Fresh episodes air pretty much every Saturday night, starting 11 pm (Pacific time) c/o CiTR.FM.101.9, with streaming and download options available within twenty-four hours via our Facebook.

A Traditional Randophonic Christmas

Randophonic’s first ever attempt at a proper Christmas show aired December 20th on CiTR.FM.101.9.

Here it is in two Mixcloud streams.

Plus a very special Movie of the Week — Monty Python’s Pleasures of the Dance.

The podcast of the full program is available for download here …

A special program in which we look back with fondness at cherished memories of Christmases past. Try to anyway, as it turns out the Jukebox is still stuck in minimum 49-percent prog-rock mode after the previous week’s 1974 blowout.

Which isn’t to say there aren’t plenty of highlights, seasonal and otherwise.

Sorry about that.

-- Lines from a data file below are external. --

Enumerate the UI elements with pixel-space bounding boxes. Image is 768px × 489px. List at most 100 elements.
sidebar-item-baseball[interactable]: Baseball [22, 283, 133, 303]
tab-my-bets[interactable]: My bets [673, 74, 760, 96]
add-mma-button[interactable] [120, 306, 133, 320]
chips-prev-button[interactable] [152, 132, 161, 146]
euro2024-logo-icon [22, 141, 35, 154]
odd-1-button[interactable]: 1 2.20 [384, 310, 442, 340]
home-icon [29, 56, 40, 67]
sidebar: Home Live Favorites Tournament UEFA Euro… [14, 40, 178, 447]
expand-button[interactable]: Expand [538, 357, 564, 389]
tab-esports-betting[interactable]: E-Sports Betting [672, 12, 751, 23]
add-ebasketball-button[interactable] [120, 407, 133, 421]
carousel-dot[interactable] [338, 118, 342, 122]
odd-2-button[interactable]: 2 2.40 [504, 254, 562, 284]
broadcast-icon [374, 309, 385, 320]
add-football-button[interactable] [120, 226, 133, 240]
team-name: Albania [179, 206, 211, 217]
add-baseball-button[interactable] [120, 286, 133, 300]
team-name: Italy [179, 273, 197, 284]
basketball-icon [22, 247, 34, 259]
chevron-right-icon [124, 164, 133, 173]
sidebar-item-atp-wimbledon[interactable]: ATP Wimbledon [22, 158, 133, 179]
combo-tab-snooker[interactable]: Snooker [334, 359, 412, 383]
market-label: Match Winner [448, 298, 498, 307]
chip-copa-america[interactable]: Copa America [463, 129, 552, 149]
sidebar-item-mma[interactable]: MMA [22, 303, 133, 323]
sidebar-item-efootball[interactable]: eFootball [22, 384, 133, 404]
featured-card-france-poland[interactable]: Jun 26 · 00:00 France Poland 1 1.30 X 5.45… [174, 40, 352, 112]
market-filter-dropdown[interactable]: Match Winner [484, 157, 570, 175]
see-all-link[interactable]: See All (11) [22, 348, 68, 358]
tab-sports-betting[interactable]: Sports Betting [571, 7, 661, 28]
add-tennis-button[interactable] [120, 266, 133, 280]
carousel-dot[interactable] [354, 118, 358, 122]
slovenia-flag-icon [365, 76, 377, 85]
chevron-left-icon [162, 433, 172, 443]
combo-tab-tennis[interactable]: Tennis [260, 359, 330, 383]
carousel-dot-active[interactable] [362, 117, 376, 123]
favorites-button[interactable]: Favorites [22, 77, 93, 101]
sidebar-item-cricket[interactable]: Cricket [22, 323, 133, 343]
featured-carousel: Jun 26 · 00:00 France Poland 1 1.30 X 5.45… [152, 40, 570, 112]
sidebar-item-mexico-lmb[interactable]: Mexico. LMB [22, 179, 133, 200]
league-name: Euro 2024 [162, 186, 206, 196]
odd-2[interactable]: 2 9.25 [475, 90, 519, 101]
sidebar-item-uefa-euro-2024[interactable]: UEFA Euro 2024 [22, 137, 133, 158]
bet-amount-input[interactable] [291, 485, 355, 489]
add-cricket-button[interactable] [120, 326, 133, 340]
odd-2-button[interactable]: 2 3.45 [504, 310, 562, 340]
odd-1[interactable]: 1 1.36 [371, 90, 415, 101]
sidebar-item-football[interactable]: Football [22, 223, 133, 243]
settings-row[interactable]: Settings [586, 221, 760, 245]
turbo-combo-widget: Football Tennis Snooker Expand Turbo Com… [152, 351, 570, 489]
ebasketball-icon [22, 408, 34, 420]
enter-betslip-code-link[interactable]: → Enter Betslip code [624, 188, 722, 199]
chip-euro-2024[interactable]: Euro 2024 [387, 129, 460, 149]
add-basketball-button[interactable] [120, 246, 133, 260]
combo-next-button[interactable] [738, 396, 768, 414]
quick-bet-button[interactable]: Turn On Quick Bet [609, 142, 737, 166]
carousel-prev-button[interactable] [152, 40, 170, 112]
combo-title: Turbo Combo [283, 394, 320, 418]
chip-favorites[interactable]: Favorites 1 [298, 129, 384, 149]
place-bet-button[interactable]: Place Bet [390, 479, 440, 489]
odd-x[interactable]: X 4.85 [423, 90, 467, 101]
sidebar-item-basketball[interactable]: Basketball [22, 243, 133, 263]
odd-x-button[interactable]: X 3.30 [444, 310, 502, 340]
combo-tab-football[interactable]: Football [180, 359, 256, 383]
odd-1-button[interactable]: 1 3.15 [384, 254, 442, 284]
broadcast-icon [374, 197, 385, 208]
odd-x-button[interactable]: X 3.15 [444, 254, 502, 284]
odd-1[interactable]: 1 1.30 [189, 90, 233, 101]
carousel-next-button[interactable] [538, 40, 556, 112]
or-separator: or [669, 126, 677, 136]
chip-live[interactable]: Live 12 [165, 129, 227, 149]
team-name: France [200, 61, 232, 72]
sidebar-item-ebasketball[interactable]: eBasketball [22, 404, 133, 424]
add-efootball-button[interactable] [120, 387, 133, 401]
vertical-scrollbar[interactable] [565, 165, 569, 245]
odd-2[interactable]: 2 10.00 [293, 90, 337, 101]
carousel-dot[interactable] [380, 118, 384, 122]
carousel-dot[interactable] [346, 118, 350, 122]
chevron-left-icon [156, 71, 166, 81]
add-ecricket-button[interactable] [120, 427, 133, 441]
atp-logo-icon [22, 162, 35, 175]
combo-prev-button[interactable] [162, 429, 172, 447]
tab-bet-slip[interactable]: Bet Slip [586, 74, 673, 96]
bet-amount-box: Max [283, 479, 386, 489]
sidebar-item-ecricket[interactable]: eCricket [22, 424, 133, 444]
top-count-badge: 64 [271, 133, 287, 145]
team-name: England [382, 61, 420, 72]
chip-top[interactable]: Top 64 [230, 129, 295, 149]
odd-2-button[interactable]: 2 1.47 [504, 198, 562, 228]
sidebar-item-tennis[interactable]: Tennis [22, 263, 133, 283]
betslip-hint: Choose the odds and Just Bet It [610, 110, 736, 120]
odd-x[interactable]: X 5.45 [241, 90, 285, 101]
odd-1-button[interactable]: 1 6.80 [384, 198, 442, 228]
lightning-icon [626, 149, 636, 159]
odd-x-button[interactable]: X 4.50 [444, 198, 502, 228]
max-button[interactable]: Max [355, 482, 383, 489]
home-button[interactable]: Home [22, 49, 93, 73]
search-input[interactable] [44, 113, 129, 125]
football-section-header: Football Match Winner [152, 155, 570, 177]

The rest are guaranteed highlights, presented more or less in the order they were broadcast.

Van Der Graaf Generator – theme one

Written by George Martin for some TV show or other. Reimagined for drums, keyboards and various horns by Van Der Graaf Generator at their 70s freakout peak.

Manfred Mann’s Earth Band – Joybringer

Ripping off Gustav Holst, and owning it.

Jethro Tull – King Henry’s Madrigal

They don’t say which King Henry, though this strikes us as decidedly Shakespearean. Which raises the question. Where the hell are all the rocked up Shakespearean Christmas carols?

The Clash – if music could talk …

… then we truly would have peace on earth.

Delaney + Bonnie – where the soul never dies

What it’s really all about.

Beatles – Christmas time + The Word

The word is love.  The time is now.

Emerson Lake + Palmer – Jerusalem

An interpretation of William Blake’s cosmic musing on Britain’s industrial revolution (those dark Satanic mills) and Jesus Christ himself taking a little walk ‘cross England’s green and pleasant.  ELP at their least annoying.

Waterboys – December + Spirit

December even mentions the Christ child, but it’s not so much a Christmas song as a meditation on the gloomiest time of year, and how we always seem to find the light to see our way through, which seems to be what spirit’s all about.

Van Morrison – St. Dominic’s Preview

A song about many things, most of them indecipherable, but there is homesickness at the root of it. You think Buffalo’s a long way away? Try Belfast.

Manfred Mann’s Earth Band – father of night, father of day

In which the Earth Band manage in ten minutes what Bob Dylan’s original accomplished in less than two.  And yet, we’re pretty damned sure that the good Lord has love enough for both.

Link Wray – alone

Sad but true.

Mandalaband – The Eye of Wendor

From the first part of a long lost trilogy.

Joseph Spence – Santa Claus is coming to town

No one’s ever mumbled it better.

Ian Anderson – God Rest Ye Merry Gentlemen

Philip Random’s favourite Christmas carol is not completely ruined by this sort of jazz rock arrangement … with small orchestra.

Gryphon – second spasm

The band that brought bassoons and krumhorns to rock. And one more time, why is there not more of this sort of Shakespearean groove available this time of year?